Licensee and LPA toured the physical plant to ensure compliance with Title 22 regulations. LPA observed 5 bedrooms and 2 bathrooms, all of which were in clean condition with required furniture and furnishings. The common areas, kitchen area, garage, and living space were observed to be organized, free from debris/dust, and clean. Facility staff were observed cleaning, assisting residence with ADLs, and engaging with residents. The facility had maintenance staff cleaning the backyard. No obstructions to emergency exits were observed. The temperature inside the facility was observed to be at 74*F which is within the required range of 68-85*F. The hot water temperature was measured at 106.3F which is within the required range of 105-120*F. LPA observed fire extinguisher(s), smoke and carbon monoxide detectors, and central heating and air in the facility to be in working condition.

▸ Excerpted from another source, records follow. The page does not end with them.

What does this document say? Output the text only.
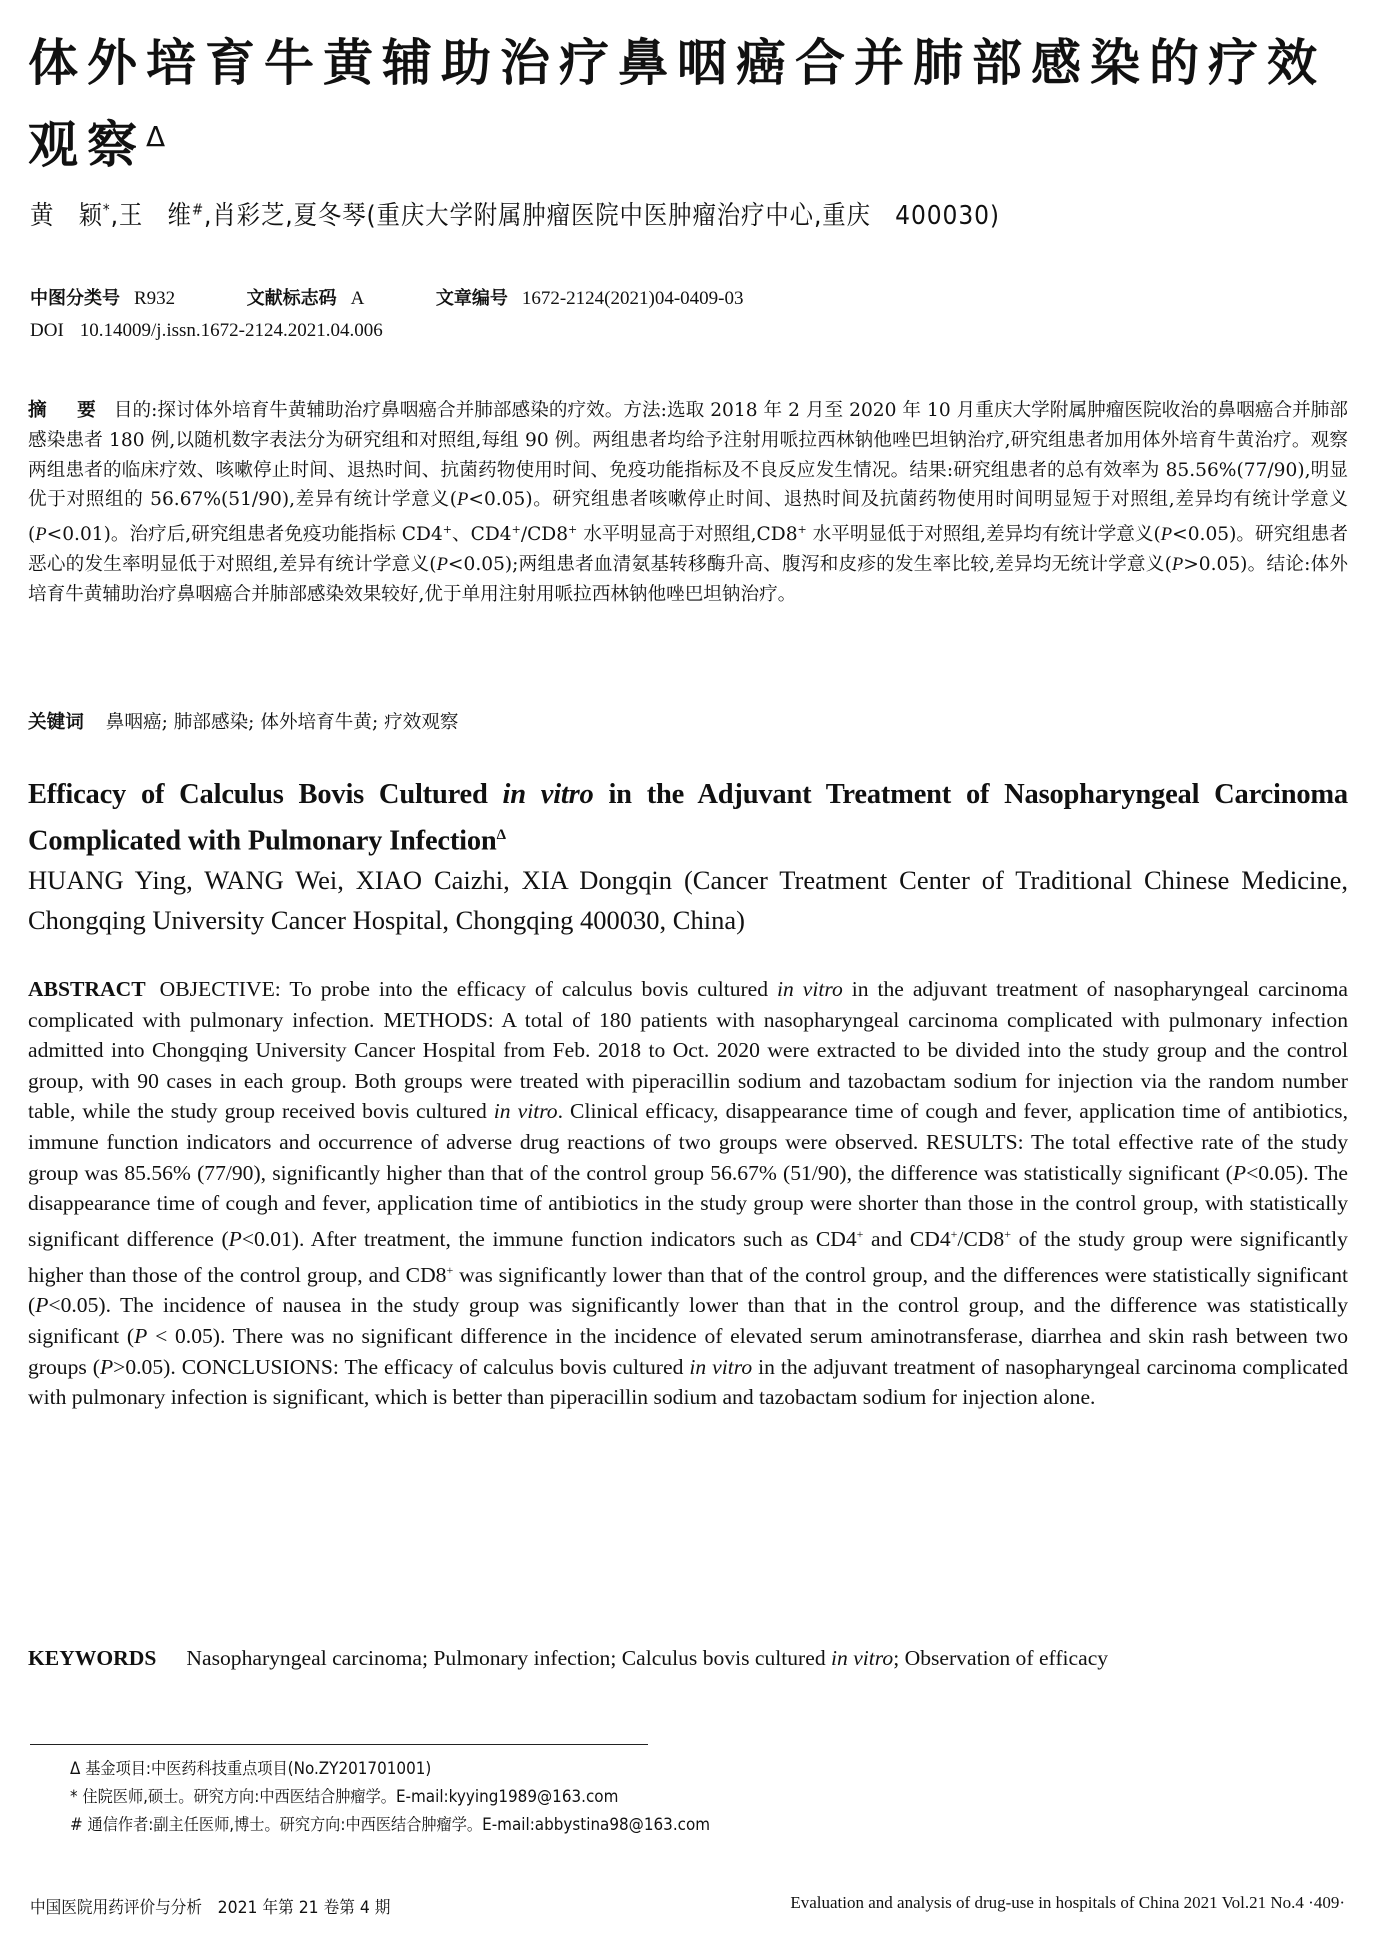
体外培育牛黄辅助治疗鼻咽癌合并肺部感染的疗效观察$^\Delta$
黄　颖*,王　维#,肖彩芝,夏冬琴(重庆大学附属肿瘤医院中医肿瘤治疗中心,重庆　400030)
中图分类号 R932	文献标志码 A	文章编号 1672-2124(2021)04-0409-03
DOI 10.14009/j.issn.1672-2124.2021.04.006
摘 要 目的:探讨体外培育牛黄辅助治疗鼻咽癌合并肺部感染的疗效。方法:选取 2018 年 2 月至 2020 年 10 月重庆大学附属肿瘤医院收治的鼻咽癌合并肺部感染患者 180 例,以随机数字表法分为研究组和对照组,每组 90 例。两组患者均给予注射用哌拉西林钠他唑巴坦钠治疗,研究组患者加用体外培育牛黄治疗。观察两组患者的临床疗效、咳嗽停止时间、退热时间、抗菌药物使用时间、免疫功能指标及不良反应发生情况。结果:研究组患者的总有效率为 85.56%(77/90),明显优于对照组的 56.67%(51/90),差异有统计学意义(P<0.05)。研究组患者咳嗽停止时间、退热时间及抗菌药物使用时间明显短于对照组,差异均有统计学意义(P<0.01)。治疗后,研究组患者免疫功能指标 CD4+、CD4+/CD8+ 水平明显高于对照组,CD8+ 水平明显低于对照组,差异均有统计学意义(P<0.05)。研究组患者恶心的发生率明显低于对照组,差异有统计学意义(P<0.05);两组患者血清氨基转移酶升高、腹泻和皮疹的发生率比较,差异均无统计学意义(P>0.05)。结论:体外培育牛黄辅助治疗鼻咽癌合并肺部感染效果较好,优于单用注射用哌拉西林钠他唑巴坦钠治疗。
关键词 鼻咽癌; 肺部感染; 体外培育牛黄; 疗效观察
Efficacy of Calculus Bovis Cultured in vitro in the Adjuvant Treatment of Nasopharyngeal Carcinoma Complicated with Pulmonary Infection$^\Delta$
HUANG Ying, WANG Wei, XIAO Caizhi, XIA Dongqin (Cancer Treatment Center of Traditional Chinese Medicine, Chongqing University Cancer Hospital, Chongqing 400030, China)
ABSTRACT OBJECTIVE: To probe into the efficacy of calculus bovis cultured in vitro in the adjuvant treatment of nasopharyngeal carcinoma complicated with pulmonary infection. METHODS: A total of 180 patients with nasopharyngeal carcinoma complicated with pulmonary infection admitted into Chongqing University Cancer Hospital from Feb. 2018 to Oct. 2020 were extracted to be divided into the study group and the control group, with 90 cases in each group. Both groups were treated with piperacillin sodium and tazobactam sodium for injection via the random number table, while the study group received bovis cultured in vitro. Clinical efficacy, disappearance time of cough and fever, application time of antibiotics, immune function indicators and occurrence of adverse drug reactions of two groups were observed. RESULTS: The total effective rate of the study group was 85.56% (77/90), significantly higher than that of the control group 56.67% (51/90), the difference was statistically significant (P<0.05). The disappearance time of cough and fever, application time of antibiotics in the study group were shorter than those in the control group, with statistically significant difference (P<0.01). After treatment, the immune function indicators such as CD4+ and CD4+/CD8+ of the study group were significantly higher than those of the control group, and CD8+ was significantly lower than that of the control group, and the differences were statistically significant (P<0.05). The incidence of nausea in the study group was significantly lower than that in the control group, and the difference was statistically significant (P < 0.05). There was no significant difference in the incidence of elevated serum aminotransferase, diarrhea and skin rash between two groups (P>0.05). CONCLUSIONS: The efficacy of calculus bovis cultured in vitro in the adjuvant treatment of nasopharyngeal carcinoma complicated with pulmonary infection is significant, which is better than piperacillin sodium and tazobactam sodium for injection alone.
KEYWORDS Nasopharyngeal carcinoma; Pulmonary infection; Calculus bovis cultured in vitro; Observation of efficacy
Δ 基金项目:中医药科技重点项目(No.ZY201701001)
* 住院医师,硕士。研究方向:中西医结合肿瘤学。E-mail:kyying1989@163.com
# 通信作者:副主任医师,博士。研究方向:中西医结合肿瘤学。E-mail:abbystina98@163.com
中国医院用药评价与分析　2021 年第 21 卷第 4 期	Evaluation and analysis of drug-use in hospitals of China 2021 Vol.21 No.4 ·409·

LPA requested the following documentation: LIC 500, LIC 308, Administrator Certificate, LIC 610, Infection Control Plan, and Liability Insurance

Per the California Code of Regulations (CCR), Title 22, Division 6, Chapter 8, no deficiencies observed or cited. Exit interview held with Administrator Monalisa , copy of report given
SUPERVISOR'S NAME: Stephen RichardsonTELEPHONE: (916) 263-4746
LICENSING EVALUATOR NAME: Christina ValerioTELEPHONE: 916-823-6323
LICENSING EVALUATOR SIGNATURE:
DATE: 10/12/2022
I acknowledge receipt of this form and understand my licensing appeal rights as explained and received.
FACILITY REPRESENTATIVE SIGNATURE:
DATE: 10/12/2022
This report must be available at Child Care and Group Home facilities for public review for 3 years.